Vancouver mission puts a face to homelessness
First United Church Mission in Vancouver placed hollow forms of homeless people around the city to start a dialogue and raise awareness.
Vancouverites are often confronted with homelessness, but earlier this week, they were forced to consider it in a different way after First United Church Mission placed the hollow forms of homeless people throughout the city’s downtown.
Working with DDB Canada’s Vancouver office, the homeless shelter and outreach organization placed three statues in busy areas of the city. One was sitting, one was standing with a full shopping cart and one was lying on the ground in a sleeping bag. Passersby took notice when they saw that the statues, under layers of clothes, were hollow and faceless.
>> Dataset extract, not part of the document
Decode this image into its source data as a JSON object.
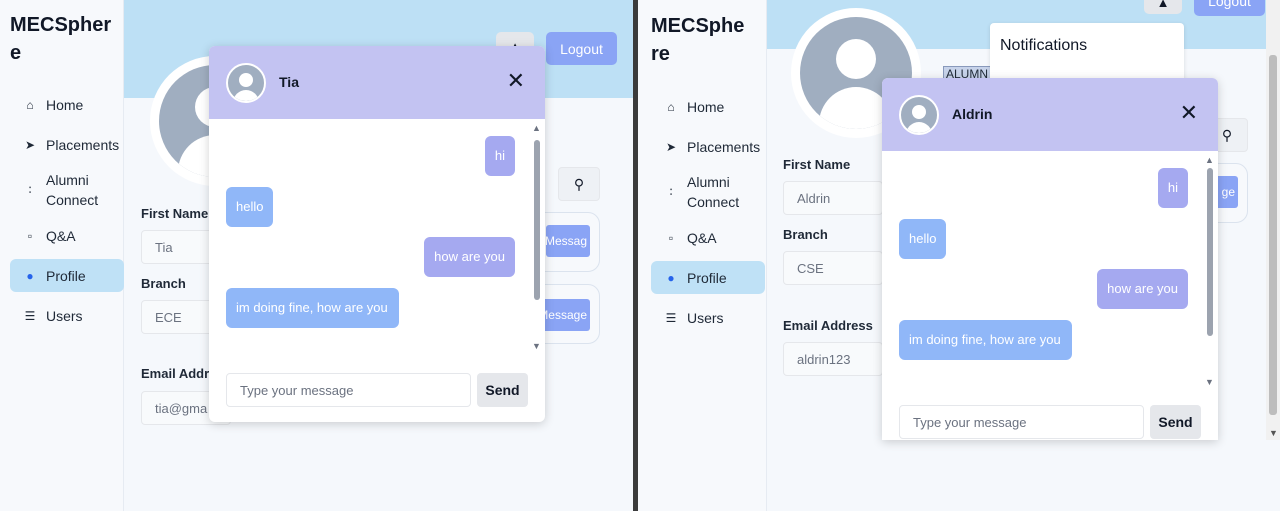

The effect gave people a reason to think about how the homeless are generally ignored, and are treated as faceless, and the paper coffee cups in front of the statues had addresses of Facebook profiles (Jody, Steve, Gordon) where people could learn the true stories of three people the mission has helped, says Kevin Rathgeber, senior copywriter, DDB Canada.
‘It’s such a different way of reaching people on the street,’ he says. ‘We’re not beating our chests and saying, ‘oh, the poor people on the street, give them money, give them this, give them that.’ It’s more of an engaging way to get them involved.’
The Vancouver office of DDB Canada has had First United as a pro bono client for several years, Rathgeber added, and the agency is always looking for ways to raise awareness of what the mission does. Based on similar statues by US-based artist Mark Jenkins, the homeless forms were meant to force people to think about the problem.
‘We did it to create awareness,’ Rathgeber says. ‘We want to get some attention and if donations go up, that’s great, but we wanted to create some dialogue around the homelessness issue and raise awareness for what First United does.’